The formation of fantasy bonds leads to the breakdown of communication between the couple. Because they don’t see each other as individuals, their conversations become less personal and meaningful. Their communication will be superficial and practical. They seek solace in discussing the same narrow topics. When others speak, they may become indifferent and impatient, or not listen at all. When each partner does not see the other as the other, both lose the ability to communicate with the other person. Instead, they treat each other with less compassion, empathy, interest, and understanding.

How to Restore Love: Five Mindsets

In their book How to feel love: Five mindsets that will tell you more about what matters most, happiness scientist Sonya Lyubomirsky and relationship scientist Harry Reiss show you a clear way to not only experience love for yourself, but to develop feelings of love for you from others. Feeling truly loved is very different from the actions they usually associate with loving, loving, and loving. These experts offer radical, hopeful, science-based changes to how we think about love, revealing that feeling loved isn’t about making yourself more attractive or lovable; It’s about revealing your full and vulnerable self, and encouraging your loved one to reveal their full and vulnerable self.

The five ideas these authors present also offer a means to challenge the fantasy bond by restoring the connection between the couple.

  1. Sharing: to show our weaknesses and our inner world, not just the polished parts.
  2. Listening-learning: making room to truly tune in to the other and listen carefully to what they have to say.
  3. Radical curiosity: a genuine interest in another and an interest in the details that shape their world, their beliefs and interests, as well as their fears and shortcomings.
  4. An open heart: being kind and affirming to others who you really are.
  5. Plural: embracing the messy complexity in all of us.

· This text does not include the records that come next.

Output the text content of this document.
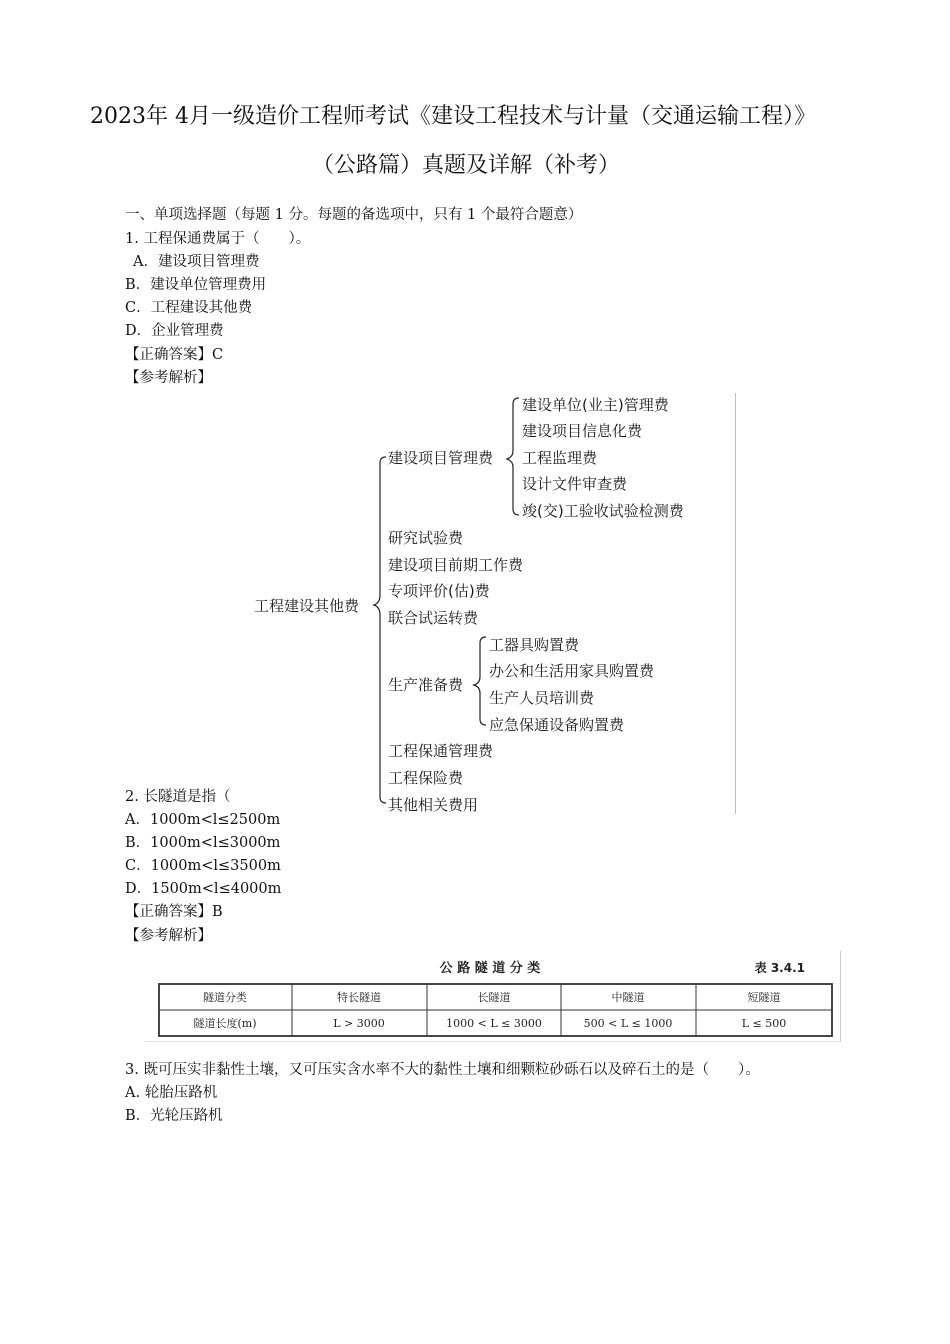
2023年 4月一级造价工程师考试《建设工程技术与计量（交通运输工程）》
（公路篇）真题及详解（补考）
一、单项选择题（每题 1 分。每题的备选项中，只有 1 个最符合题意）
1. 工程保通费属于（　　）。
A．建设项目管理费
B．建设单位管理费用
C．工程建设其他费
D．企业管理费
【正确答案】C
【参考解析】
2. 长隧道是指（
工程建设其他费
建设项目管理费
建设单位(业主)管理费
建设项目信息化费
工程监理费
设计文件审查费
竣(交)工验收试验检测费
研究试验费
建设项目前期工作费
专项评价(估)费
联合试运转费
生产准备费
工器具购置费
办公和生活用家具购置费
生产人员培训费
应急保通设备购置费
工程保通管理费
工程保险费
其他相关费用
A．1000m<l≤2500m
B．1000m<l≤3000m
C．1000m<l≤3500m
D．1500m<l≤4000m
【正确答案】B
【参考解析】
公 路 隧 道 分 类	表 3.4.1
隧道分类	特长隧道	长隧道	中隧道	短隧道
隧道长度(m)	L > 3000	1000 < L ≤ 3000	500 < L ≤ 1000	L ≤ 500
3. 既可压实非黏性土壤，又可压实含水率不大的黏性土壤和细颗粒砂砾石以及碎石土的是（　　）。
A. 轮胎压路机
B．光轮压路机
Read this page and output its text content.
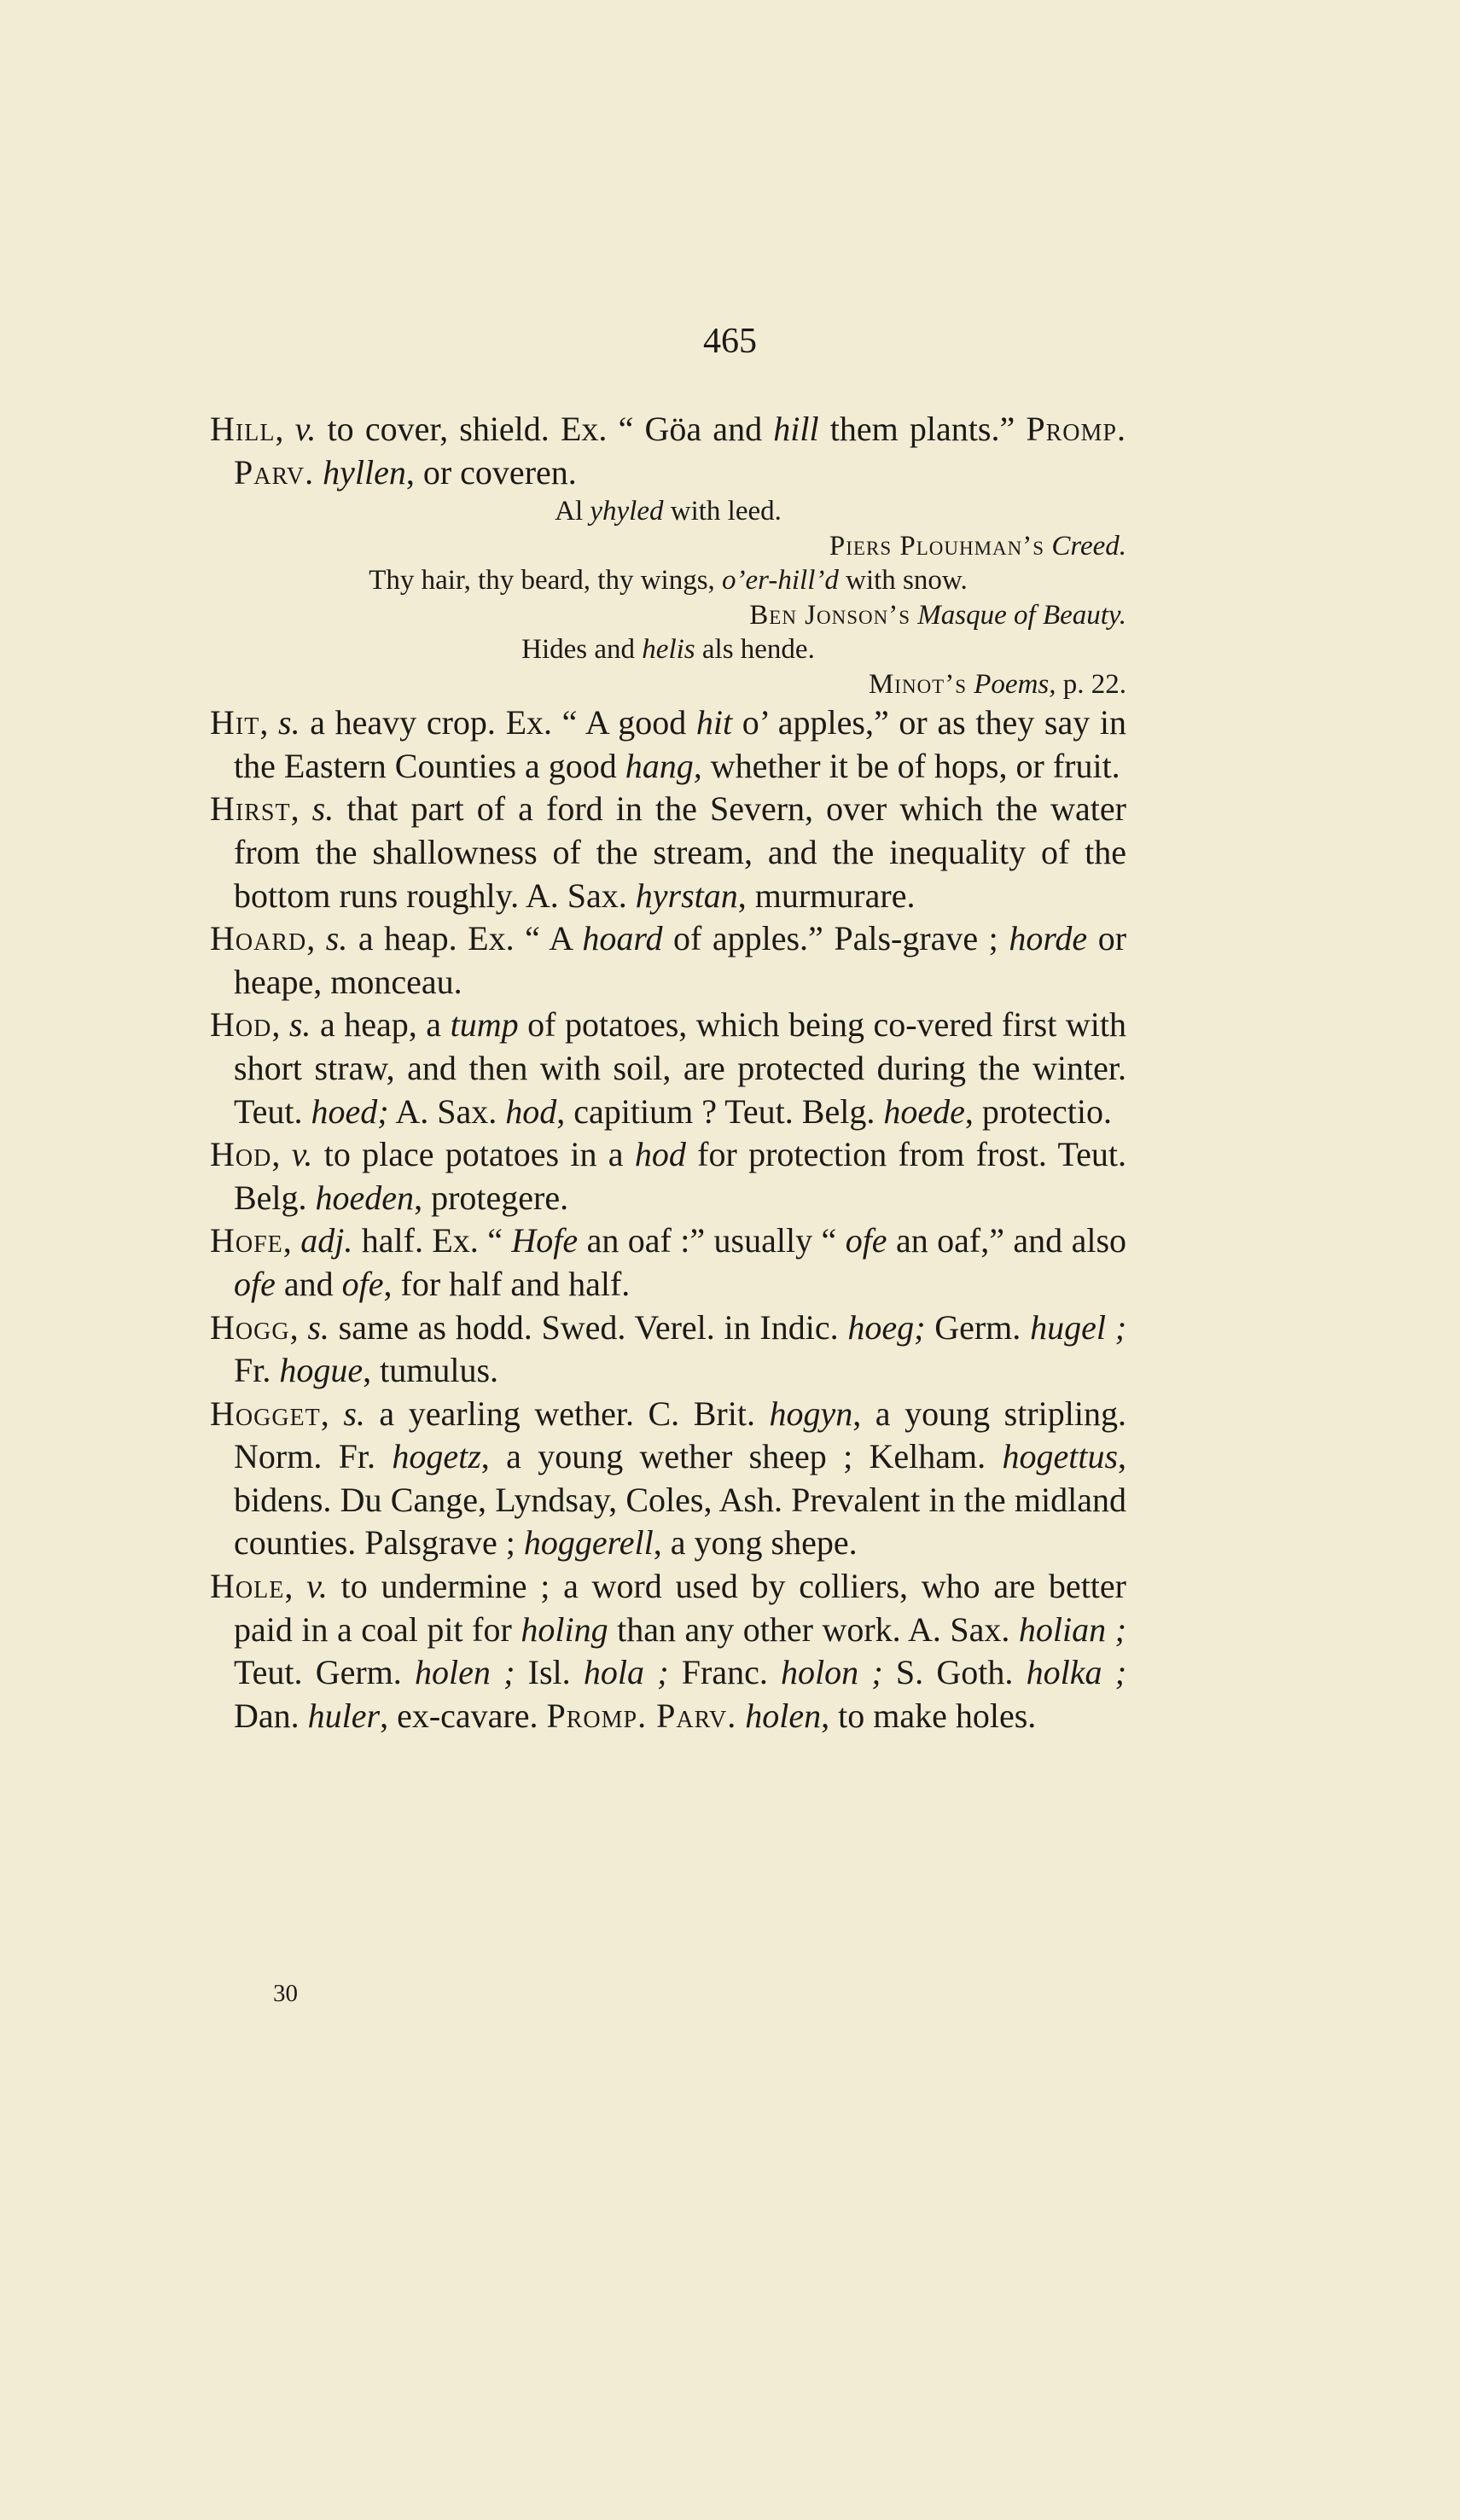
465

Hill, v. to cover, shield. Ex. “ Göa and hill them plants.” Promp. Parv. hyllen, or coveren.

Al yhyled with leed.

Piers Plouhman’s Creed.

Thy hair, thy beard, thy wings, o’er-hill’d with snow.

Ben Jonson’s Masque of Beauty.

Hides and helis als hende.

Minot’s Poems, p. 22.

Hit, s. a heavy crop. Ex. “ A good hit o’ apples,” or as they say in the Eastern Counties a good hang, whether it be of hops, or fruit.

Hirst, s. that part of a ford in the Severn, over which the water from the shallowness of the stream, and the inequality of the bottom runs roughly. A. Sax. hyrstan, murmurare.

Hoard, s. a heap. Ex. “ A hoard of apples.” Pals-grave ; horde or heape, monceau.

Hod, s. a heap, a tump of potatoes, which being co-vered first with short straw, and then with soil, are protected during the winter. Teut. hoed; A. Sax. hod, capitium ? Teut. Belg. hoede, protectio.

Hod, v. to place potatoes in a hod for protection from frost. Teut. Belg. hoeden, protegere.

Hofe, adj. half. Ex. “ Hofe an oaf :” usually “ ofe an oaf,” and also ofe and ofe, for half and half.

Hogg, s. same as hodd. Swed. Verel. in Indic. hoeg; Germ. hugel ; Fr. hogue, tumulus.

Hogget, s. a yearling wether. C. Brit. hogyn, a young stripling. Norm. Fr. hogetz, a young wether sheep ; Kelham. hogettus, bidens. Du Cange, Lyndsay, Coles, Ash. Prevalent in the midland counties. Palsgrave ; hoggerell, a yong shepe.

Hole, v. to undermine ; a word used by colliers, who are better paid in a coal pit for holing than any other work. A. Sax. holian ; Teut. Germ. holen ; Isl. hola ; Franc. holon ; S. Goth. holka ; Dan. huler, ex-cavare. Promp. Parv. holen, to make holes.

30
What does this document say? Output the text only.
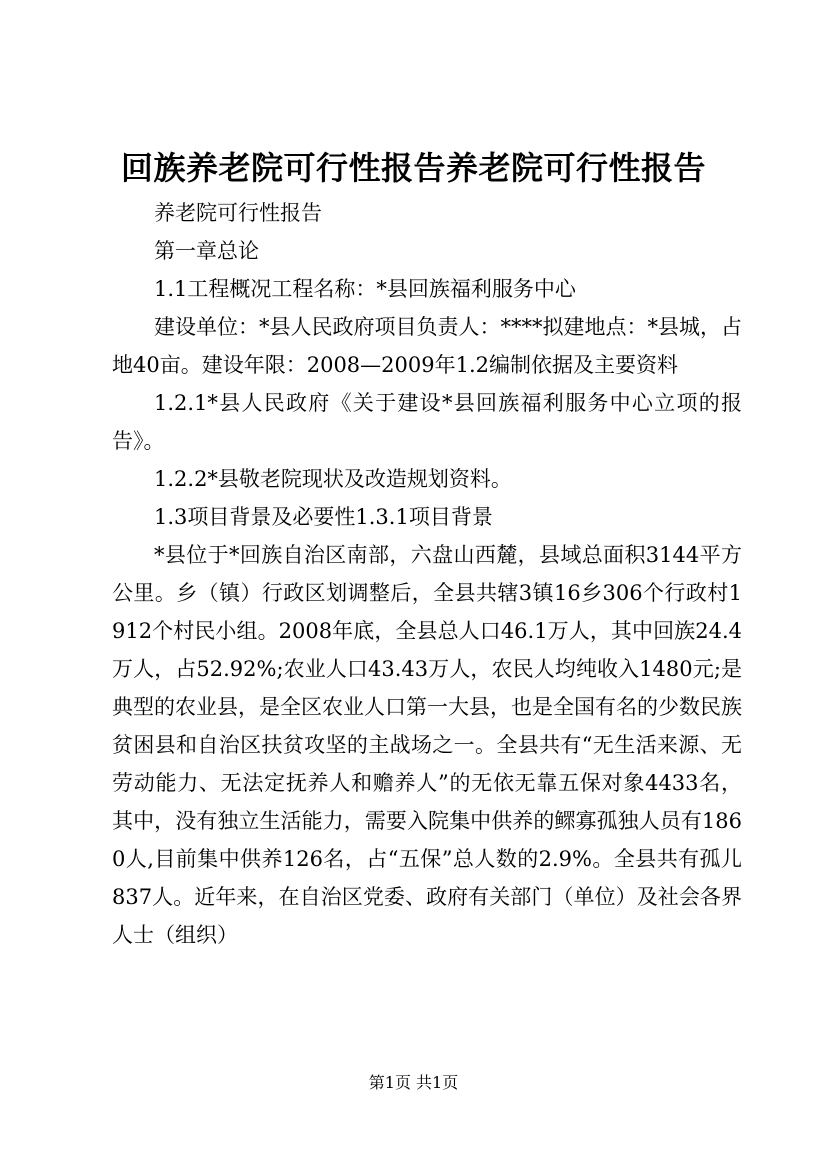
回族养老院可行性报告养老院可行性报告

养老院可行性报告

第一章总论

1.1工程概况工程名称：*县回族福利服务中心

建设单位：*县人民政府项目负责人：****拟建地点：*县城，占地40亩。建设年限：2008—2009年1.2编制依据及主要资料

1.2.1*县人民政府《关于建设*县回族福利服务中心立项的报告》。

1.2.2*县敬老院现状及改造规划资料。

1.3项目背景及必要性1.3.1项目背景

*县位于*回族自治区南部，六盘山西麓，县域总面积3144平方公里。乡（镇）行政区划调整后，全县共辖3镇16乡306个行政村1912个村民小组。2008年底，全县总人口46.1万人，其中回族24.4万人，占52.92%;农业人口43.43万人，农民人均纯收入1480元;是典型的农业县，是全区农业人口第一大县，也是全国有名的少数民族贫困县和自治区扶贫攻坚的主战场之一。全县共有“无生活来源、无劳动能力、无法定抚养人和赡养人”的无依无靠五保对象4433名，其中，没有独立生活能力，需要入院集中供养的鳏寡孤独人员有1860人,目前集中供养126名，占“五保”总人数的2.9%。全县共有孤儿837人。近年来，在自治区党委、政府有关部门（单位）及社会各界人士（组织）

第1页 共1页
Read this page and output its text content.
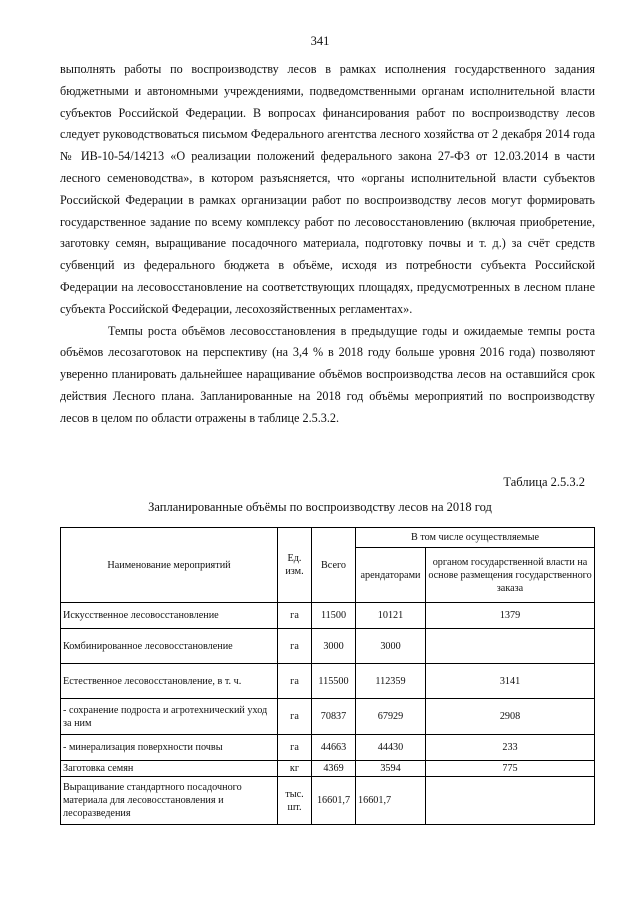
341

выполнять работы по воспроизводству лесов в рамках исполнения государственного задания бюджетными и автономными учреждениями, подведомственными органам исполнительной власти субъектов Российской Федерации. В вопросах финансирования работ по воспроизводству лесов следует руководствоваться письмом Федерального агентства лесного хозяйства от 2 декабря 2014 года № ИВ-10-54/14213 «О реализации положений федерального закона 27-ФЗ от 12.03.2014 в части лесного семеноводства», в котором разъясняется, что «органы исполнительной власти субъектов Российской Федерации в рамках организации работ по воспроизводству лесов могут формировать государственное задание по всему комплексу работ по лесовосстановлению (включая приобретение, заготовку семян, выращивание посадочного материала, подготовку почвы и т. д.) за счёт средств субвенций из федерального бюджета в объёме, исходя из потребности субъекта Российской Федерации на лесовосстановление на соответствующих площадях, предусмотренных в лесном плане субъекта Российской Федерации, лесохозяйственных регламентах».

Темпы роста объёмов лесовосстановления в предыдущие годы и ожидаемые темпы роста объёмов лесозаготовок на перспективу (на 3,4 % в 2018 году больше уровня 2016 года) позволяют уверенно планировать дальнейшее наращивание объёмов воспроизводства лесов на оставшийся срок действия Лесного плана. Запланированные на 2018 год объёмы мероприятий по воспроизводству лесов в целом по области отражены в таблице 2.5.3.2.

Таблица 2.5.3.2
Запланированные объёмы по воспроизводству лесов на 2018 год
Наименование мероприятий	Ед. изм.	Всего	В том числе осуществляемые	
			арендаторами	органом государственной власти на основе размещения государственного заказа
Искусственное лесовосстановление	га	11500	10121	1379
Комбинированное лесовосстановление	га	3000	3000	
Естественное лесовосстановление, в т. ч.	га	115500	112359	3141
- сохранение подроста и агротехнический уход за ним	га	70837	67929	2908
- минерализация поверхности почвы	га	44663	44430	233
Заготовка семян	кг	4369	3594	775
Выращивание стандартного посадочного материала для лесовосстановления и лесоразведения	тыс. шт.	16601,7	16601,7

These recommendations allow a person to see his partner with new eyes. The meditation encourages each person to set aside any assumptions they may have about their partner, to stop judging or rejecting them in any way. As Harry Reis recently said interview“Thinking to learn by listening is an idea you really have to pay for attention In this way, you can learn something about the other person. You should be interested in what they have to say. And then—and this is the important part—you have to encourage them to go deeper. One of the most powerful things you can say is a simple three-word phrase: “Tell me more.”

The five mindsets support each person’s individuality, thereby allowing them to once again emerge as autonomous individuals. Following these recommendations will help to eliminate the destructive effects of imaginary communication. As the communication between the couple deepens, they once again enjoy their interpersonal exchanges, true love returns and replaces the fantasy of being joined together.